Attar terdengar tertawa renyah dari ujung telepon. "Kangen gue sama elo! Jangan lama-lama lo disono. Gue gak ada temen jomblo lainnya yang bisa gue ajakin main. Temen gue udah pada punya buntut semua!"

"Jijik! Lu kalau telepon gue terus, gimana mau cari cewe,sih!"

"Gak telepon lo juga, gue mau cari dimana?"

"Sedapetnya!"

"Si Malih! Sembarangan bener mulut lo kalau ngomong! Lo kan udah pernah ditinggal gara-gara sedapetnya. Mau lo ulangin lagi?!"

"Amit-amit! Udah, berisik lo. Bye!" ucap Banyu yang langsung saja menutup teleponnya. Ia kemudian melempar ponselnya ke atas kasur.

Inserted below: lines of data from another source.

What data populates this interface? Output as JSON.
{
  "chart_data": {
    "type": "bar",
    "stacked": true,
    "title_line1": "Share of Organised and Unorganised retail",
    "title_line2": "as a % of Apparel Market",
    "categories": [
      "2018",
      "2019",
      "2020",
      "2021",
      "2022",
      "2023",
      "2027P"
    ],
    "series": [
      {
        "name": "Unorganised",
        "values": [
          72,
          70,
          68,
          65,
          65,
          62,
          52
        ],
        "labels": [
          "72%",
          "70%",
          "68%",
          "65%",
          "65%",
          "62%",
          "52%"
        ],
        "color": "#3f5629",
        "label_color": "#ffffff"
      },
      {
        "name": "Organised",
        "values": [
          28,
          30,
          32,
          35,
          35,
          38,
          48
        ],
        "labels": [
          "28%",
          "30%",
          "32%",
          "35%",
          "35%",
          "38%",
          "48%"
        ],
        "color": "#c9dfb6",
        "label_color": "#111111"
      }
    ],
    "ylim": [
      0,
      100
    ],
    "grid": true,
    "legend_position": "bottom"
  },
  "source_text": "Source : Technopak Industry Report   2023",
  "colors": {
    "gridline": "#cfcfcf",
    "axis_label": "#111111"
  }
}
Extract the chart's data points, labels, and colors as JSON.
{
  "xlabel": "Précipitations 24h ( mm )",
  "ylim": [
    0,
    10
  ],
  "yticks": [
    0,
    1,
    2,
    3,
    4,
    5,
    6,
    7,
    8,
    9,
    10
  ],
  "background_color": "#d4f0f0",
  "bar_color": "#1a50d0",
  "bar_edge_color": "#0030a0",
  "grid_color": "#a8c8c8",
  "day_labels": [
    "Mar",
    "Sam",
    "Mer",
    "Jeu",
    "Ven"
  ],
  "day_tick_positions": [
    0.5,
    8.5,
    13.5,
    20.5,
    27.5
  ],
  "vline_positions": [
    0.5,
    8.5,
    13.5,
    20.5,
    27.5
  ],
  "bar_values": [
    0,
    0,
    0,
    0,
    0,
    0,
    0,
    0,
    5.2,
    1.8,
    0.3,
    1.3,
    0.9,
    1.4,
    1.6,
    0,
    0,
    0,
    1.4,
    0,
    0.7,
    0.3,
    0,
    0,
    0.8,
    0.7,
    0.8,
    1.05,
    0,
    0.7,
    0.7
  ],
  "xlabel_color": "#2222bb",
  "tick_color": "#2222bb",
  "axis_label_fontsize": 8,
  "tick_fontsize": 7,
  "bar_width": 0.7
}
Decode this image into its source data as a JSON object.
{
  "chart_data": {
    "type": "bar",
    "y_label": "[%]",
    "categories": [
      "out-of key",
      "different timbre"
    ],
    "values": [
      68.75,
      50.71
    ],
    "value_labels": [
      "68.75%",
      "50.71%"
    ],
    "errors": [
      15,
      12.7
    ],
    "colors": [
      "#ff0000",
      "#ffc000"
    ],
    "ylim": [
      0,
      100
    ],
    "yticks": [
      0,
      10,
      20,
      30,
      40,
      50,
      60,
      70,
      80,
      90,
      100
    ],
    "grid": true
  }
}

Bersama itu, Banyu menjatuhkan dirinya. Ia menatap langit-langit kamar dengan kosong. Diingatkan tentang status dudanya, membuat Banyu bertanya pada dirinya. Sudah hilangkah traumanya akan berumah tangga? Apakah ia harus memulai membuka hatinya? Atau memang, tanpa perempuan pun hidupnya akan baik-baik saja?